I didn’t intentionally choose to read Kristin Harmel’s THE LIFE INTENDED during the same month I turned 39, but I did. Have you ever had that experience where the exact right thing (a story, a song, a photograph) finds you at the exact right moment and you feel just a little more understood? That’s what this was like. Here’s why I loved the book:
- The novel opens ten years after Kate’s husband died in a car accident. She has recently turned forty, gotten engaged, and discovered that she is unable to have children (yes, all that). She’s having trouble feeling as excited as she thinks she should be about her engagement and can’t quite reconcile why. This confusion only grows when she begins to have very vivid dreams about her deceased husband, that seem to be leading her toward some new truths about past, the people she loves, herself, and the future. Harmel does a great job helping the reader experience Kate’s confusion and steers away from offering easy platitudes. There is no one right way to feel about children and your ability or inability to have them. There is no prescribed amount of time to get over the loss of someone you love. No rule about how long is too long to wait for the right partner, even if it’s the second time around. I’ve been reflecting a lot lately (because, birthdays) about how rarely is there something you “must” do. I think (hope?) that when these false “shoulds” we hold on to fall away we can find our actual truth. This book drove that point home for me.
- Kate is a music therapist and those vivid dreams she has, lead her to work with clients who are deaf. Harmel did a great job of infusing all the research she did about deafness and Deaf culture into the story, without it coming across overly academic. I’ll also add three cheers here for the inclusion of a caring, person-centered, effective social worker. Too often these characters are presented as, at best, an overworked, underpaid, grouchy archetype and at worst, a terrible child-removing villain. Bonus points for making this character male, in a profession dominated by women.
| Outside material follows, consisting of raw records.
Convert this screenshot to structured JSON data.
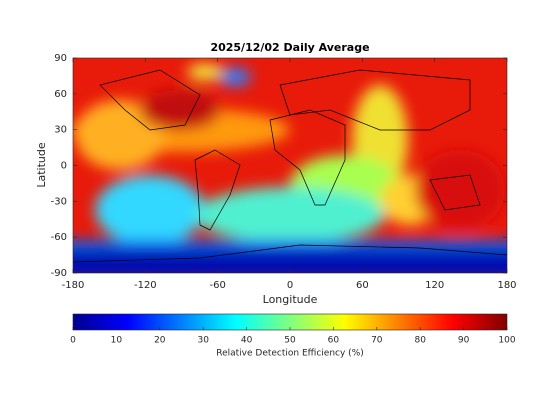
{
  "chart_data": {
    "type": "map",
    "title": "2025/12/02 Daily Average",
    "xlabel": "Longitude",
    "ylabel": "Latitude",
    "xlim": [
      -180,
      180
    ],
    "xticks": [
      -180,
      -120,
      -60,
      0,
      60,
      120,
      180
    ],
    "ylim": [
      -90,
      90
    ],
    "yticks": [
      -90,
      -60,
      -30,
      0,
      30,
      60,
      90
    ],
    "colorbar": {
      "label": "Relative Detection Efficiency (%)",
      "lim": [
        0,
        100
      ],
      "ticks": [
        0,
        10,
        20,
        30,
        40,
        50,
        60,
        70,
        80,
        90,
        100
      ]
    }
  }
}
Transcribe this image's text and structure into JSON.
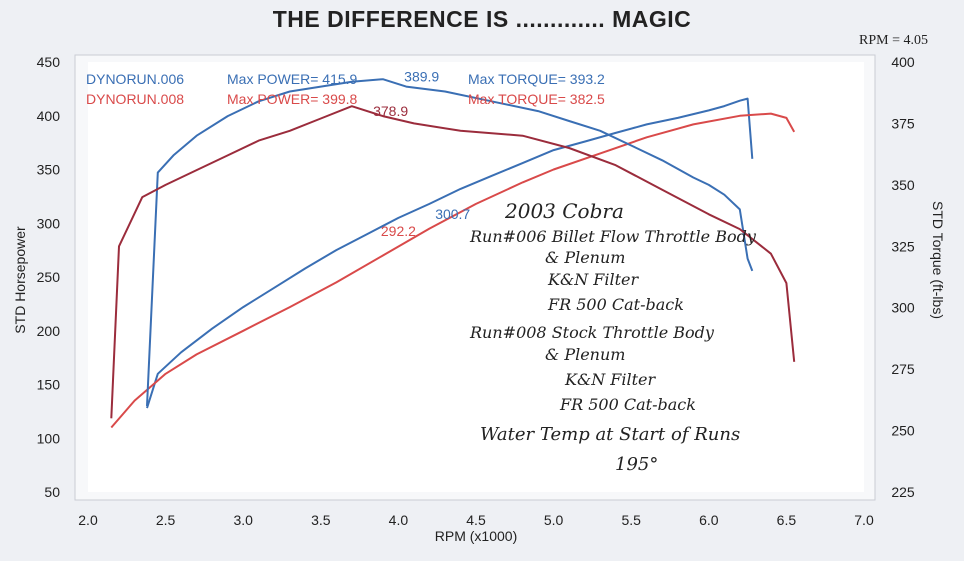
{
  "chart_data": {
    "type": "line",
    "title": "THE DIFFERENCE IS ............. MAGIC",
    "rpm_note": "RPM = 4.05",
    "xlabel": "RPM (x1000)",
    "ylabel_left": "STD Horsepower",
    "ylabel_right": "STD Torque (ft-lbs)",
    "xlim": [
      2.0,
      7.0
    ],
    "ylim_left": [
      50,
      450
    ],
    "ylim_right": [
      225,
      400
    ],
    "x_ticks": [
      "2.0",
      "2.5",
      "3.0",
      "3.5",
      "4.0",
      "4.5",
      "5.0",
      "5.5",
      "6.0",
      "6.5",
      "7.0"
    ],
    "y_left_ticks": [
      "50",
      "100",
      "150",
      "200",
      "250",
      "300",
      "350",
      "400",
      "450"
    ],
    "y_right_ticks": [
      "225",
      "250",
      "275",
      "300",
      "325",
      "350",
      "375",
      "400"
    ],
    "legend": [
      {
        "run": "DYNORUN.006",
        "power": "Max POWER= 415.9",
        "torque": "Max TORQUE= 393.2",
        "color": "#3a6fb4"
      },
      {
        "run": "DYNORUN.008",
        "power": "Max POWER= 399.8",
        "torque": "Max TORQUE= 382.5",
        "color": "#d94a4a"
      }
    ],
    "series": [
      {
        "name": "DYNORUN.006 Power",
        "axis": "left",
        "color": "#3a6fb4",
        "x": [
          2.38,
          2.45,
          2.6,
          2.8,
          3.0,
          3.2,
          3.4,
          3.6,
          3.8,
          4.0,
          4.2,
          4.4,
          4.6,
          4.8,
          5.0,
          5.2,
          5.4,
          5.6,
          5.8,
          6.0,
          6.1,
          6.2,
          6.25,
          6.28
        ],
        "y": [
          128,
          160,
          180,
          202,
          222,
          240,
          258,
          275,
          290,
          305,
          318,
          332,
          344,
          356,
          368,
          376,
          384,
          392,
          398,
          405,
          409,
          414,
          416,
          360
        ]
      },
      {
        "name": "DYNORUN.008 Power",
        "axis": "left",
        "color": "#d94a4a",
        "x": [
          2.15,
          2.3,
          2.5,
          2.7,
          3.0,
          3.3,
          3.6,
          3.9,
          4.2,
          4.5,
          4.8,
          5.0,
          5.3,
          5.6,
          5.9,
          6.2,
          6.4,
          6.5,
          6.55
        ],
        "y": [
          110,
          135,
          160,
          178,
          200,
          222,
          245,
          270,
          295,
          318,
          338,
          350,
          365,
          380,
          392,
          400,
          402,
          398,
          385
        ]
      },
      {
        "name": "DYNORUN.006 Torque",
        "axis": "right",
        "color": "#3a6fb4",
        "x": [
          2.38,
          2.45,
          2.55,
          2.7,
          2.9,
          3.1,
          3.3,
          3.5,
          3.7,
          3.9,
          4.05,
          4.3,
          4.6,
          4.9,
          5.1,
          5.3,
          5.5,
          5.7,
          5.9,
          6.0,
          6.1,
          6.2,
          6.25,
          6.28
        ],
        "y": [
          260,
          355,
          362,
          370,
          378,
          384,
          388,
          390,
          392,
          393,
          390,
          388,
          384,
          380,
          376,
          372,
          366,
          360,
          353,
          350,
          346,
          340,
          320,
          315
        ]
      },
      {
        "name": "DYNORUN.008 Torque",
        "axis": "right",
        "color": "#9b2c3c",
        "x": [
          2.15,
          2.2,
          2.35,
          2.5,
          2.7,
          2.9,
          3.1,
          3.3,
          3.5,
          3.7,
          3.9,
          4.1,
          4.4,
          4.8,
          5.1,
          5.4,
          5.7,
          6.0,
          6.2,
          6.4,
          6.5,
          6.55
        ],
        "y": [
          255,
          325,
          345,
          350,
          356,
          362,
          368,
          372,
          377,
          382,
          378,
          375,
          372,
          370,
          365,
          358,
          348,
          338,
          332,
          322,
          310,
          278
        ]
      }
    ],
    "data_labels": [
      {
        "text": "389.9",
        "x": 4.15,
        "y": 392,
        "axis": "right",
        "color": "#3a6fb4"
      },
      {
        "text": "378.9",
        "x": 3.95,
        "y": 378,
        "axis": "right",
        "color": "#9b2c3c"
      },
      {
        "text": "300.7",
        "x": 4.35,
        "y": 304,
        "axis": "left",
        "color": "#3a6fb4"
      },
      {
        "text": "292.2",
        "x": 4.0,
        "y": 288,
        "axis": "left",
        "color": "#d94a4a"
      }
    ],
    "annotations": [
      "2003 Cobra",
      "Run#006  Billet Flow Throttle Body",
      "& Plenum",
      "K&N Filter",
      "FR 500 Cat-back",
      "Run#008  Stock Throttle Body",
      "& Plenum",
      "K&N Filter",
      "FR 500 Cat-back",
      "Water Temp at Start of Runs",
      "195°"
    ]
  }
}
- The concept of using some sort of literary device to explore those big “what-ifs” in life is probably one of my favorite fictional constructs. Kate’s dreams show her not only what her life would have been had her husband lived, but also glimpses of how other characters would have fared in an alternate reality (her sister and the above mentioned social worker, for example). Some things are better, some are worse, some are neutral. Which leads me to another reason that this book was so well-timed for a particularly reflective time in my life. THE LIFE INTENDED was a great reminder that we are who we are today because off all the lovely, messy, heart-wrenching, and joyful moments in the past. The best thing we can do for ourselves is to stop questioning the past, accept the knowledge from it and move forward toward the next right thing.
- And finally, the peanut butter blueberry pancakes with honey Kate makes in the book. Because, yum.
I’m pairing THE LIFE INTENDED with the Oberon Ale from Bell’s Brewery. This is a go-to beer for me in the summer, and since I read a lot of this book while I was at the beach over Memorial Day weekend, a summer beer was a natural pick. However, what makes this the perfect pairing, is the fact that it is named after the character in Shakespeare’s A Midsummer Night’s Dream— clearly ideal for a book in which dreams are of utmost importance.
As so often happens, my “to be read” list is so long, the author already has a new book out by the time get to the one I had on my list. Kristin’s newest book, WHEN WE MEET AGAIN, was just published on June 7! Please be sure to check it out as well!